1963 yılıydı, tam elli yıl önce Beşiktaş Fenerbahçe maçını genç bir Beşiktaş taraftarı olarak “yeni açık”tan seyrediyorum. Hakem maçı bitirmek için düdüğünü ağzına götürmüştü. Eski Beşiktaşlı o zaman Fenerbahçeli Şenol Birol onsekiz çizgisine yakın bir yerde “Hoca” Sabahattin’i geçti ve topa olanca gücüyle vurdu. Topun o zaman Beşlktaş kalesini koruyan eski Fenerbahçeli kaleci Özcan Arkoç’un ellerinin yanından geçtiğini gördüm ve gözlerimi kapadım, ağlara gidişini seyredemedim. Gözlerimi tekrar açtığımda on Fenerbahçeli futbolcunun Şenol’un üstünde küme küme olduğunu gördüm. Hakem santrayı gösterdi ve soyunma odasına koştu. Fenerbahçe maçı 1-0 kazanmıştı. Gençtim, ağlamaklı olmuştum, akşam eve dönerken vapurda nasıl perişan ve üzgün olduğumu hatırlıyorum.

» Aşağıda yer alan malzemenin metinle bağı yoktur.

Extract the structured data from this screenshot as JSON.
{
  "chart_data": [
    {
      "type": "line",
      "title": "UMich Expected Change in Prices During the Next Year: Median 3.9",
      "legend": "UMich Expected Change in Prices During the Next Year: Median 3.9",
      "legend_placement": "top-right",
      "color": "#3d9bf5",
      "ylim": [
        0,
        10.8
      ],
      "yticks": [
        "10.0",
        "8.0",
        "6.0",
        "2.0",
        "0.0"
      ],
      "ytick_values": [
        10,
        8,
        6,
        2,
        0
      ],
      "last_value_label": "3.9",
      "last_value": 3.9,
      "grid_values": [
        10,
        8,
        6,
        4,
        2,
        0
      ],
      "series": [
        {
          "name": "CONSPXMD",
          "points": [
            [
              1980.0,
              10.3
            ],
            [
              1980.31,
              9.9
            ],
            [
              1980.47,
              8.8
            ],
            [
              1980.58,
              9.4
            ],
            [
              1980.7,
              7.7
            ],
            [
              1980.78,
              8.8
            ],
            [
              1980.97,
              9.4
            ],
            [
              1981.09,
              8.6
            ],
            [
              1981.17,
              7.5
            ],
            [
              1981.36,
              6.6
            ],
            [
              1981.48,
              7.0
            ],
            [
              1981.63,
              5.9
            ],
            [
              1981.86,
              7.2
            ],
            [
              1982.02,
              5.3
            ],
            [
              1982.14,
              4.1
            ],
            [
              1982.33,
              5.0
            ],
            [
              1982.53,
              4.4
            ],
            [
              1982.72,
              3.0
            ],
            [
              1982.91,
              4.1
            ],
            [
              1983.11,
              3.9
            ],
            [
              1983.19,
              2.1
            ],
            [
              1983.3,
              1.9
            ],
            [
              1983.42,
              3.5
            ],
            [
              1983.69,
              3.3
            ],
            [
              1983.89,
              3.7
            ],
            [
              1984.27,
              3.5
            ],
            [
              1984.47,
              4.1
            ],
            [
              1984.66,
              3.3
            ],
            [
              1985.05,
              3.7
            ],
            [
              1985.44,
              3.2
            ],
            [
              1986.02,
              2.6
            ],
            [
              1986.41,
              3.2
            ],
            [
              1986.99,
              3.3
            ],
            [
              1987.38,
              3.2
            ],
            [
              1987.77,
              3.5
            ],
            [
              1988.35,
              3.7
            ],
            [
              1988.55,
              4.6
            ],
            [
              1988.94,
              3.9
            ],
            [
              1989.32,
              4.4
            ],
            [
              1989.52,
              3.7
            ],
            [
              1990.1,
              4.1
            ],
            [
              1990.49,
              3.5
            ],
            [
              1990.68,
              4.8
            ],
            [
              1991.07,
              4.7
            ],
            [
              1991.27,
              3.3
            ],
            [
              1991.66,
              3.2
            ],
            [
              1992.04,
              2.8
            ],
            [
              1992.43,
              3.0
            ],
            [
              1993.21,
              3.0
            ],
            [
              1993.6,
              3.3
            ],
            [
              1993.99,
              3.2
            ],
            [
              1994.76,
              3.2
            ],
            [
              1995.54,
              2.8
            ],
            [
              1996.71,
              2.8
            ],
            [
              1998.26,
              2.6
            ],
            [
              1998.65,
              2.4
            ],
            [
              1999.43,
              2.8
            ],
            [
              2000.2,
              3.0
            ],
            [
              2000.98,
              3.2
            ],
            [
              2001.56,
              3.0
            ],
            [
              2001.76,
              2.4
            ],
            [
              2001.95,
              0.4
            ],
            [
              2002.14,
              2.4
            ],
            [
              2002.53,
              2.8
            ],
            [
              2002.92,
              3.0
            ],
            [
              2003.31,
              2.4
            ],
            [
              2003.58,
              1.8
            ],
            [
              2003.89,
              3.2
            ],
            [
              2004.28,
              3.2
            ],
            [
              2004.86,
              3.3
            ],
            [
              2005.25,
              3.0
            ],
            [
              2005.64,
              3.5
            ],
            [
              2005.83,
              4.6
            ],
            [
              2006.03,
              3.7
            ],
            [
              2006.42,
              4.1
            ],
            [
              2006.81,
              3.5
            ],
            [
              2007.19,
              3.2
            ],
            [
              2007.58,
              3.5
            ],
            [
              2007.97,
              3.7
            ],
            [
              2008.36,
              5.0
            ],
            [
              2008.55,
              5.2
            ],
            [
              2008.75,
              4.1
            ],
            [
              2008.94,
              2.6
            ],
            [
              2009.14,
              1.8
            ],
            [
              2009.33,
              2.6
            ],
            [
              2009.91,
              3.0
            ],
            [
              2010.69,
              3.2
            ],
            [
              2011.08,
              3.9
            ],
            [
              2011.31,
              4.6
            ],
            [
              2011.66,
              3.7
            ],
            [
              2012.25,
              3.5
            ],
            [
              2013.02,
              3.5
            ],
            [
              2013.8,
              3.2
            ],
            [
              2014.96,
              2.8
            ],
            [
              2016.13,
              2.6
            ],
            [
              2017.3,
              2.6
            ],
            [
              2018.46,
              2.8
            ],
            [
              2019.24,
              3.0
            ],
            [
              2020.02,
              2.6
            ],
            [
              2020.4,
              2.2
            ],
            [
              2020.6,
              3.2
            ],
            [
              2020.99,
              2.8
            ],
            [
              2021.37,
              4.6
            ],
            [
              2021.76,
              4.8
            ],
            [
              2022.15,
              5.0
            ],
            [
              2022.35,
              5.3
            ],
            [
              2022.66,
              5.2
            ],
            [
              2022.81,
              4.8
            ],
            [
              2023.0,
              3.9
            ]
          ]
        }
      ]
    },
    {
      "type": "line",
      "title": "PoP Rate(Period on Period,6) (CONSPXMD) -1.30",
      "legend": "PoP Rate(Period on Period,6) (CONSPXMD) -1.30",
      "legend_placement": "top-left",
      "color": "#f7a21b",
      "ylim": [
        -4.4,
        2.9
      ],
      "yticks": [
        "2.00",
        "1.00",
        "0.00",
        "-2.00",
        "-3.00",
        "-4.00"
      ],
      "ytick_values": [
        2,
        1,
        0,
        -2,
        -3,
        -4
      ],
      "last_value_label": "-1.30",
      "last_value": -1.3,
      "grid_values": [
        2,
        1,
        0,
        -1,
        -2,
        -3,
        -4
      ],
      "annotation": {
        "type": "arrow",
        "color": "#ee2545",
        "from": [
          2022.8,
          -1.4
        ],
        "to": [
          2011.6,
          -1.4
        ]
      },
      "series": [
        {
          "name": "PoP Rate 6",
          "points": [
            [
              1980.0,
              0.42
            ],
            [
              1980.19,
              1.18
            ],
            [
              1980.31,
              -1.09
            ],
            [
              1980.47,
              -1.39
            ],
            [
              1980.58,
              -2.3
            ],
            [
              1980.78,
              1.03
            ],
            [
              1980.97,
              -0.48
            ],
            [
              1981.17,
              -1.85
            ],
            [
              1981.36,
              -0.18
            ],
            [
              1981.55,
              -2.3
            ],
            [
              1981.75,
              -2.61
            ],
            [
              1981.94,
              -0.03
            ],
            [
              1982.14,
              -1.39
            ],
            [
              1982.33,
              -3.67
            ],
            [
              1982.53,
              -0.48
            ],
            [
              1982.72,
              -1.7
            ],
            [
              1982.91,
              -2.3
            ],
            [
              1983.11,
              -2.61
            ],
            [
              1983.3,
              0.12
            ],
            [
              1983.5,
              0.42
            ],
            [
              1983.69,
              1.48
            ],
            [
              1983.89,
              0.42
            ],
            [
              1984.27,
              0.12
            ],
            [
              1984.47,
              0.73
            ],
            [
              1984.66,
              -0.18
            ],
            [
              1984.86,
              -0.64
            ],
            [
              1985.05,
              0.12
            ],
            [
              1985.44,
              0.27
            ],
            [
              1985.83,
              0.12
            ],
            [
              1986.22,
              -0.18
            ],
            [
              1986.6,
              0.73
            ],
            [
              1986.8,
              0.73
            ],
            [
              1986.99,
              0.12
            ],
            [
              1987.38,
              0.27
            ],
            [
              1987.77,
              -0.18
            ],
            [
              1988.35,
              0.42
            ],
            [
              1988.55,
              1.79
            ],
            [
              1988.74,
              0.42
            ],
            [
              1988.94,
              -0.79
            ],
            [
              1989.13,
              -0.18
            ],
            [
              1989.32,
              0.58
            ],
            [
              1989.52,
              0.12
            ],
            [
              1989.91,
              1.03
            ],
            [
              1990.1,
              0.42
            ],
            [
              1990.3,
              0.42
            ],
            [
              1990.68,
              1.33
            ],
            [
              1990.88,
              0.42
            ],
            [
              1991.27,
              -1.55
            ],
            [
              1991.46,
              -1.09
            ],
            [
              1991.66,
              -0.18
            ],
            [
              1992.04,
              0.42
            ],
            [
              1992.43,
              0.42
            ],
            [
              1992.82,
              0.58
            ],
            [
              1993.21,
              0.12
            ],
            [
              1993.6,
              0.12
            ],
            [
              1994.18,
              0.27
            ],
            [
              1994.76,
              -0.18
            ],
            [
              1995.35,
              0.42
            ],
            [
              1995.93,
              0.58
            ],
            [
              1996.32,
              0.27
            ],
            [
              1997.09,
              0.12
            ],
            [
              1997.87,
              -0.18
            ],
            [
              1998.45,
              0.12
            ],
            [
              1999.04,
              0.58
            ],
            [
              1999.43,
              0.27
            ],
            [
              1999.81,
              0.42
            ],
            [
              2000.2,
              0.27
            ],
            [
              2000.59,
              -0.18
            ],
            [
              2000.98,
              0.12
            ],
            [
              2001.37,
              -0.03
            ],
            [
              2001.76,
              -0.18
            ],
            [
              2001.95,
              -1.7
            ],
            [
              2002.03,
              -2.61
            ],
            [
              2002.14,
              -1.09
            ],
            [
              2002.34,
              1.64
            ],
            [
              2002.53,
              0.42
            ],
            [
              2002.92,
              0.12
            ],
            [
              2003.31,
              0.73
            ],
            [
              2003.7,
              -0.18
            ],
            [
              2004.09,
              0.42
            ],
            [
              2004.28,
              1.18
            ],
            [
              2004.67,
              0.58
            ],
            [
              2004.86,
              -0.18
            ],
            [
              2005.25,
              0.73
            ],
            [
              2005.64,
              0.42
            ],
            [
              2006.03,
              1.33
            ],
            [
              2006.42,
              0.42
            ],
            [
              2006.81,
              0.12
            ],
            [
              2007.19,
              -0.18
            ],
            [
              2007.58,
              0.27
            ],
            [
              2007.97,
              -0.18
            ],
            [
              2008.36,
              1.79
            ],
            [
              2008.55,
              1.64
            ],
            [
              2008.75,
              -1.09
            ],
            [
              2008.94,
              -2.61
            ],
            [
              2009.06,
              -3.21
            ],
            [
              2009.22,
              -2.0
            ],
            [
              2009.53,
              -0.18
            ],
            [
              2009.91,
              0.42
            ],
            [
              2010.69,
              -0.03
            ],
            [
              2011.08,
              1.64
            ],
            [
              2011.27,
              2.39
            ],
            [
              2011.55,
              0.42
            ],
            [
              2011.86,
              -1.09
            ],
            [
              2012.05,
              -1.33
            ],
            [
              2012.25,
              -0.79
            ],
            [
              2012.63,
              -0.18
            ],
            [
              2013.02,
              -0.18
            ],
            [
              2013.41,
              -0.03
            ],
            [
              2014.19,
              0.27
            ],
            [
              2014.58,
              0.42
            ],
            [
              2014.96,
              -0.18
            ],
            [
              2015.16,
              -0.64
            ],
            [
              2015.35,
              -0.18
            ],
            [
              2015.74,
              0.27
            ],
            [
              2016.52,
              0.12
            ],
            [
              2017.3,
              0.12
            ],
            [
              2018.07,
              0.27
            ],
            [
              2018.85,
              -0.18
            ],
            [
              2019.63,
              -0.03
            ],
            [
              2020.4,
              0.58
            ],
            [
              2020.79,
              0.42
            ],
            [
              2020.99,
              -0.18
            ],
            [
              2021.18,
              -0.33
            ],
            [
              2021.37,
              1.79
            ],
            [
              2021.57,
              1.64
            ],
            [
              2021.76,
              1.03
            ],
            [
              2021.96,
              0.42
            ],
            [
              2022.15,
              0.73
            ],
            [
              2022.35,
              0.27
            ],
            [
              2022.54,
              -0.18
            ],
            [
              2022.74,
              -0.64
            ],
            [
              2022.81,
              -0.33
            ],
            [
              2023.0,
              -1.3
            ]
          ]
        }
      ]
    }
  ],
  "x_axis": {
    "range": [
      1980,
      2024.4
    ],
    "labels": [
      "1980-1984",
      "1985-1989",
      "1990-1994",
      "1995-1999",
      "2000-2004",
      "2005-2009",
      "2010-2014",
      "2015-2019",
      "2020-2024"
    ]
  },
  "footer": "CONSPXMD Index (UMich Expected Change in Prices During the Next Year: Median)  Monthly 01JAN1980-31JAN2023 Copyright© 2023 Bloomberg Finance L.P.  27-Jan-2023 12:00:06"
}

Yıl 2013, üçüncü ayın,üçüncü günü, tam elli yıl geçmiş aradan. Benimle aynı yıl doğan İnönü stadı yıkılmadan önce Fenerbahçe ile Beşiktaş son derbiyi oynayacak.Columbus Ohio’daki evimde lig TV’yı açtım, üzerimde FEDA t-shirti ve Beşiktaş eşofmanı. Evde yalnız olunca heyecandan maçı seyredemiyorum. Giyindim dışarı çıktım, futbolcular 11 -12 km koşacaklarsa bende 6-7 km yürürüm dedim. Hava soğuk, kar serpiştiriyor. 45 dakika sonra eve geldim, half time da skor 1-1. Kendime bir kahve yaptım, içtikten sonra ikinci devre için gene dışarı çıktım, bir kırk beş dakika daha yürüdüm ve eve geri geldim. Televizyonu açtım. Şansal Büyüka Olcay’ın son saniyede attığı golü anlatıyor ve belki de bir derbide atılan ve santrası yapılmayan tek gol diyordu. Ama yanılıyordu. Çok, ama çok sevindim. Eminim benim elli yıl önce üzüldüğüm gibi kendini kahreden genç Fenerli taraftarlar vardı. O günü düşündüm içimde buruk bir sevinç vardı.
Sosyal medyada ilk tebrikler Fenerli dostlarımdan geldi. Futbol da önemli olan dostluktu, uzun vadede sonuçlar eşitleniyor, tarih hep tekerrür ediyordu. Ben hep o Metinli, Lefterli, Necmi’li yılları, Mithatpaşa stadında üç büyüklerin taraftarlarının yan yana seyrettiği maçları düşünüyordum. Akşama oturup yemekle beraber maçı seyredeceğim.